Ook een terroristische aanslag vanuit rechts-terroristische hoek blijft voorstelbaar. Bovendien heeft Nederland in toenemende mate te maken met anti-institutioneel extremisme. De Algemene Inlichtingen- en Veiligheidsdienst (AIVD) schat in dat waarschijnlijk meer dan honderdduizend personen in meer of mindere mate geloven1 in het narratief van een kwaadaardige elite2 die erop uit zou zijn om de bevolking doelbewust te onderdrukken of zelfs te vermoorden. Kritisch zijn op de overheid, het hebben van een andere mening of zelfs het geloven in complotten mag. De vrijheid van meningsuiting is een grondrecht dat te vuur en te zwaard moet worden verdedigd. Waar de AIVD voor waarschuwt is dat sommige complottheorieën niet zo onschuldig zijn als ze lijken en kwalijke gevolgen hebben. Rechters, wetenschappers, journalisten of politici zonder enig valide bewijs beschuldigen van het onderdrukken of vermoorden van burgers, zelfs baby’s, gaat echt veel te ver. Dergelijke complotten kunnen verregaande gevolgen hebben. Het kan het publieke vertrouwen in de instituties aantasten, aanzetten tot bedreigingen, intimideren of gebruik van geweld, aanzetten tot extremistisch handelen en de voedingsbodem voor radicalisering richting terrorisme vergroten.

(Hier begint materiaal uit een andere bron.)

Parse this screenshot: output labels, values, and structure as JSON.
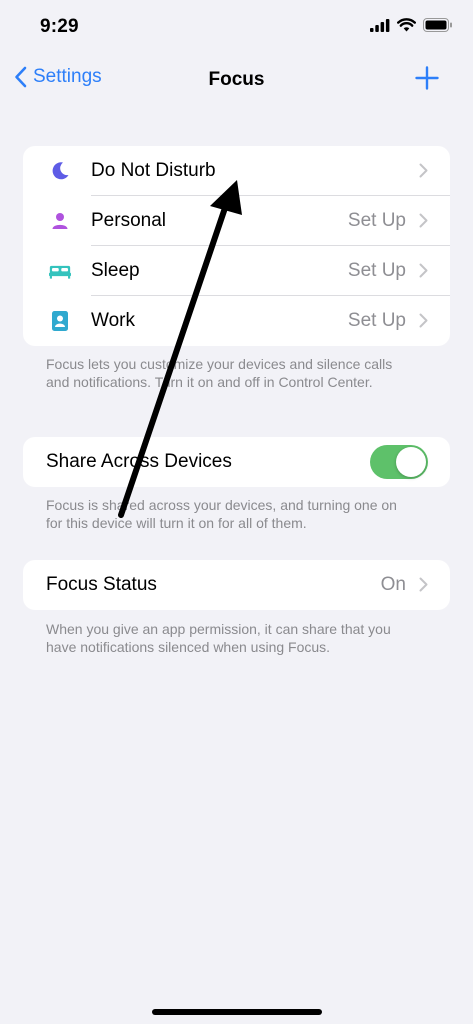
{
  "status_bar": {
    "time": "9:29"
  },
  "nav": {
    "back_label": "Settings",
    "title": "Focus"
  },
  "focus_modes": [
    {
      "label": "Do Not Disturb",
      "value": "",
      "icon": "moon-icon",
      "color": "#5e5ce6"
    },
    {
      "label": "Personal",
      "value": "Set Up",
      "icon": "person-icon",
      "color": "#af52de"
    },
    {
      "label": "Sleep",
      "value": "Set Up",
      "icon": "bed-icon",
      "color": "#34c3bd"
    },
    {
      "label": "Work",
      "value": "Set Up",
      "icon": "id-badge-icon",
      "color": "#30a9cf"
    }
  ],
  "focus_footnote": "Focus lets you customize your devices and silence calls and notifications. Turn it on and off in Control Center.",
  "share": {
    "label": "Share Across Devices",
    "enabled": true,
    "footnote": "Focus is shared across your devices, and turning one on for this device will turn it on for all of them."
  },
  "focus_status": {
    "label": "Focus Status",
    "value": "On",
    "footnote": "When you give an app permission, it can share that you have notifications silenced when using Focus."
  },
  "colors": {
    "accent": "#2d7ff9",
    "toggle_on": "#5ec16a",
    "background": "#f2f2f7"
  }
}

De toename aan bedreigingen en intimidaties tegen politici, rechters, politie, journalisten of wetenschappers is ernstig, tast het functioneren van het maatschappelijk debat en de democratische instituties aan, en ondermijnt onze democratische rechtsorde. Daarom wil het kabinet investeren in de weerbaarheid tegen extremistisch gedachtegoed en optreden tegen extremistisch uitingen en bedreigingen.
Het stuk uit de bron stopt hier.